Poor man, he had a long and miserable night. In the morning, I finally convinced him to go to the hospital; although he was feeling a bit better (he though he might have passed something), we were due to fly home in two days, and I really wanted him to have something to take care of the pain in case the tiny renal terrorists decided to strike at thirty thousand feet.

My cousin drove us to the nearest hospital, and thankfully, the waiting room was blissfully empty. (It had rained the night before, so the rioters took the night off.) He was seen fairly quickly, by a disturbingly young doctor....seriously, this guy looked like he still needed a babysitter and wore pull-ups to bed. But he had the authorization to order painkillers and x-rays, so I wasn't going get fussy about having canned goods older than him at home. I explained that we were here on vacation from Canada, that we had a 15 hour trip home in a couple of days and that all we really wanted was to get the Mister home without me having to bulldoze him through Heathrow on a luggage cart. ("Does it really take 15 hours to get to Canada?" he asked. "When you're as cheap as us, it does." I said.)
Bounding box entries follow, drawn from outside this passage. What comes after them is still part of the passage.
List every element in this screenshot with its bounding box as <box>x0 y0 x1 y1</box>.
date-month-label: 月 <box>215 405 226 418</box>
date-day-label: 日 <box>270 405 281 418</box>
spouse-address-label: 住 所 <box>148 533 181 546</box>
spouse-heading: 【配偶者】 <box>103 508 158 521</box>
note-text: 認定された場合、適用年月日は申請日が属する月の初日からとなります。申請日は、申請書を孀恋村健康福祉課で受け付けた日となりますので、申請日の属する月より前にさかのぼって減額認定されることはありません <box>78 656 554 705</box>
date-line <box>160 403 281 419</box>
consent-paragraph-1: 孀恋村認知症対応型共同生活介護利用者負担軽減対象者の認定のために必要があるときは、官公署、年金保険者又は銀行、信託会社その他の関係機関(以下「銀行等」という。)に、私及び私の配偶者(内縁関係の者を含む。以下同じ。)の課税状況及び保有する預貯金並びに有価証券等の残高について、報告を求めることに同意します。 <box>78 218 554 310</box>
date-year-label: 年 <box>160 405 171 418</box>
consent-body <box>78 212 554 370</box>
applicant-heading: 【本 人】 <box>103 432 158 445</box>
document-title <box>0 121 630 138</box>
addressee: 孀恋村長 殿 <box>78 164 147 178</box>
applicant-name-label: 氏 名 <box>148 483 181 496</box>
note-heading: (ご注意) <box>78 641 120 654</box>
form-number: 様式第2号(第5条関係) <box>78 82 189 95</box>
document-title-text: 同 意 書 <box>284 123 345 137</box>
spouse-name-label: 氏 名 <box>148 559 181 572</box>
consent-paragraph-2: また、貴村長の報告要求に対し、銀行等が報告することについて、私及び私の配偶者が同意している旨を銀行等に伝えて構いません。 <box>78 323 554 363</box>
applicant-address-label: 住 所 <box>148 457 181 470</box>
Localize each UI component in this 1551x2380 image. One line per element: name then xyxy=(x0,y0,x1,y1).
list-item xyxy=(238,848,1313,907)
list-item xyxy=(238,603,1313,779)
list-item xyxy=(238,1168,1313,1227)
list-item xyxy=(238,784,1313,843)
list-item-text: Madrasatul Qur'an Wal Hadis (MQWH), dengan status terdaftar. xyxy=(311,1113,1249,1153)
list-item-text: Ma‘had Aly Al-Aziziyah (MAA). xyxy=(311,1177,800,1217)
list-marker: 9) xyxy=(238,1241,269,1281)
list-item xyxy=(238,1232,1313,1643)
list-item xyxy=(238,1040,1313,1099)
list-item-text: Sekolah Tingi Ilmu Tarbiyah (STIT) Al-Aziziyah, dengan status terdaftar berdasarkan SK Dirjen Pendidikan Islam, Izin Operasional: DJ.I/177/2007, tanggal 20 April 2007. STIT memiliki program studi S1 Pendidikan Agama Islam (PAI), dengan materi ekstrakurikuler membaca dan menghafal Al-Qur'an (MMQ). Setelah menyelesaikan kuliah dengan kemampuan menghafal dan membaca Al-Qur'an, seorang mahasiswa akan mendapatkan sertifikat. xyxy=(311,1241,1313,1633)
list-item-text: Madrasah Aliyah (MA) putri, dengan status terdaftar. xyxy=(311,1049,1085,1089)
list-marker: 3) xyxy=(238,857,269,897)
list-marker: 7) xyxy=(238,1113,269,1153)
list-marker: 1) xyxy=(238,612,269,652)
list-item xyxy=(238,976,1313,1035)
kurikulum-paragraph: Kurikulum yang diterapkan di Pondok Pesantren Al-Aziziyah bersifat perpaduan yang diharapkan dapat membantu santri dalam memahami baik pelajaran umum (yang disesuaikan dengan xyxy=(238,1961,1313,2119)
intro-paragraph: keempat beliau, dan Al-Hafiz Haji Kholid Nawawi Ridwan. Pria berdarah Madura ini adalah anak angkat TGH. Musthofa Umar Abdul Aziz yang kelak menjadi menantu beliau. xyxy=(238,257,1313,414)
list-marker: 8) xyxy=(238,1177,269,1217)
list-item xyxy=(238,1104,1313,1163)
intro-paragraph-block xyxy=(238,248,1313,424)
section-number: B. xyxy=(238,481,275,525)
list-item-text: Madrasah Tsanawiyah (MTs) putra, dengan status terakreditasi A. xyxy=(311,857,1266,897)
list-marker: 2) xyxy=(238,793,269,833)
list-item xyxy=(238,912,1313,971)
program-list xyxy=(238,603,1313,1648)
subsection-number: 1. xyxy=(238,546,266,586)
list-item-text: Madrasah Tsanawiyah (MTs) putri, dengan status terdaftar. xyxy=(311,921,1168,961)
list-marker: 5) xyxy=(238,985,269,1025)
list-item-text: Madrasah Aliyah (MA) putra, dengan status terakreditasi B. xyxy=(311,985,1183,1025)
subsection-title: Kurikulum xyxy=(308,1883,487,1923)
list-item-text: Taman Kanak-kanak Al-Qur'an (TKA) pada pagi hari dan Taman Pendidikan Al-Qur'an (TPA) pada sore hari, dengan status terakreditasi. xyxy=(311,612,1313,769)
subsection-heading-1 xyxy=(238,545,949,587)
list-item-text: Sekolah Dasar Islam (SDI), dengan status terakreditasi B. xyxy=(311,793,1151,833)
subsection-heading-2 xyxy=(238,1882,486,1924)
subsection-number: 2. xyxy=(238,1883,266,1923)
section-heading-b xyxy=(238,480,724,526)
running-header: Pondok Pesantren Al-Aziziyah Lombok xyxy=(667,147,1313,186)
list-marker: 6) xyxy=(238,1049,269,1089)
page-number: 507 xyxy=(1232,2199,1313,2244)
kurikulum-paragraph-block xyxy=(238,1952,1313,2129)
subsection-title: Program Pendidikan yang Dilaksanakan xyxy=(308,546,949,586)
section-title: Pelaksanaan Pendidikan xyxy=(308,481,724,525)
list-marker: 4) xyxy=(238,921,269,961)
After an x-ray and examination, The Little Boy Who Went To Medical School determined that the Mister had probably passed a stone, and that there was another one in the kidney, but for the moment, it wasn't causing a problem, and he gave us some painkillers (just in case) and told us to take care of it when we got home.
We had traveller's medical insurance, and after calling them and determining that we were to pay the hospital and we'd be reimbursed later, I asked how much we owed them and where did I pay and hoped that the $9,000 remaining credit on my Visa card would cover it. And he answered "nothing, you don't owe a thing". At which point, I asked if they did hearing exams, as well.
It turns out the UK has a reciprocal agreement with Canada (among other countries) for emergency care; we were in the clear.
The Mister and I looked at each other, thanked the Boy Wonder and high-tailed it out of there before they could change their minds. How lucky were we??

The Mister has been fine ever since; his kidney hasn't bothered him at all since that night. And guess what? He hasn't done a thing about it since we got back; I'm sure he's waiting for it to show it's nasty self again, like on Christmas Eve or on our way to a wedding. At least we still have the pain killers.